Bonn, Germany – The results of a research paper on multi-level governance spearheaded by ICLEI Southeast Asia Secretariat (ICLEI SEAS) was presented during the 9th Global Forum on Urban Resilience and Adaptation held in Bonn, Germany last April 26-28, 2018.
Zeroing in on climate planning and implementation, the research paper looked at the experiences of Philippines and Indonesia. The research explored the best way to enhance climate change planning and implementation by initially finding out governance barriers faced by national and local government vertically and horizontally in the Philippines and Indonesia. The primary methodology used in the research was a thorough desk review and analysis of pertinent reference materials including policies and regulations concerning climate change, results of relevant national and local workshops, as well as in-depth interview of key resource persons.
In his presentation, Mr. Bima Fitriandana, Project Assistant at Yayasan ICLEI Indonesia, emphasized that it is necessary to look into policies, laws, and mandates of different levels of government to foster better cooperation. He also explained that there should be an active system to mainstream climate change issues. Furthermore, there is a need to create a coordinating agency that oversees collaboration amongst national and local government units.
He also added the importance of leaders’ political will; the president, relevant sectoral ministries, and mayors who have considerable powers to determine the priorities and direction of future development.
The parallel session, where the research paper was presented, aimed to convey the importance and barriers of multi-level governance and the significance of the Talanoa Dialogue as an approach in seeking better vertical and horizontal coordination.
Ms. Maryke van Staden, Director of the carbonn Center and Low Carbon City Program Manager at ICLEI World Secretariat, underscored that the Talanoa Dialogue provides space to explore the enhancement of climate action implementation between national and local governments.

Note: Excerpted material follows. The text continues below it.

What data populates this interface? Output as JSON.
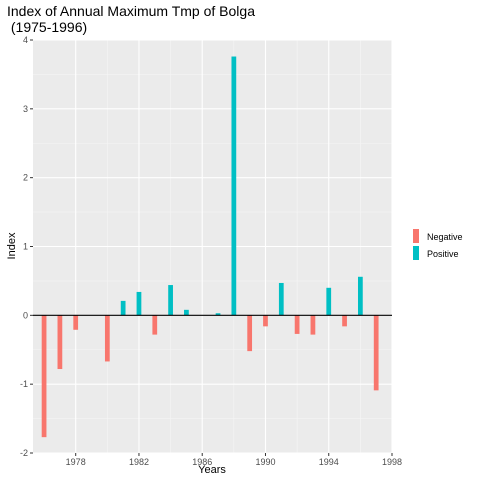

Mr. Oswar Mungkasa, Deputy Governor for Spatial Planning and Environment of DKI Jakarta, shared that there is fragmented governance occurring in the province and its surrounding areas. He echoed the need to prioritize collaborative governance and bring together various stakeholders to discuss solutions to the issues faced by the local governments, especially those which are cross-boundary in nature such as transportation, waste management and energy sector.
Other speakers included Ms. Nidhi Mittal, UK-based urban and climate resistance specialist and Ms. Rebecca Cameron professional officer for Climate Change, Energy and Resilience at ICLEI Africa. Both speakers presented cases which showed that fragmented governance equates to disintegrated implementation.
Participants concluded that the problems on multi-level governance tend to be similar in nature but differs on the countries’ local context. Some of these challenges may stem from sectoral egotism while some, as in the case for Indonesia, may be a product of different development priorities and insufficient awareness about environmental sustainability. Therefore, there is a need for countries to have specific approaches to improving climate governance.
Hosted by the City of Bonn since 2010, the Resilient Cities Congress is considered a milestone event connecting local government leaders and climate adaptation experts to discuss adaptation challenges facing urban environments around the globe.
Themed “Tracking local progress on the resilience targets of SDG 11,” this year’s edition featured high-level speakers including Ms. Patricia Espinosa, Executive Secretary, United Nations Framework Convention on Climate Change (UNFCCC); Ms. Mami Mizutori, Special Representative of the UN Secretary-General for Disaster Risk Reduction, United Nations Office for Disaster Risk Reduction; Mr. Norbert Barthle, Parliamentary State Secretary to the Federal Minister for Economic Cooperation and Development, Germany; and Mr. Ashok Sridharan, Mayor City of Bonn, Germany, ICLEI First Vice President, and Special Messenger to the UNFCCC and carbonn Climate Registry.
This year’s Congress is also considered as an official Talanoa Dialogue. Launched by the COP23 Presidency of Fiji, the Talanoa Dialogue is designed to take stock of and strengthen implementation of each country’s Nationally Determined Contributions (NDCs). Talanoa is a traditional word used in Fiji to describe an inclusive and transparent dialogue and decision-making process. By focusing on three fundamental questions: Where are we; Where do we want to go; and How do we get there?, the Talanoa Dialogue aims to explore stories, build empathy, and make wise decisions for the collective interests through sharing ideas, skills, and experiences.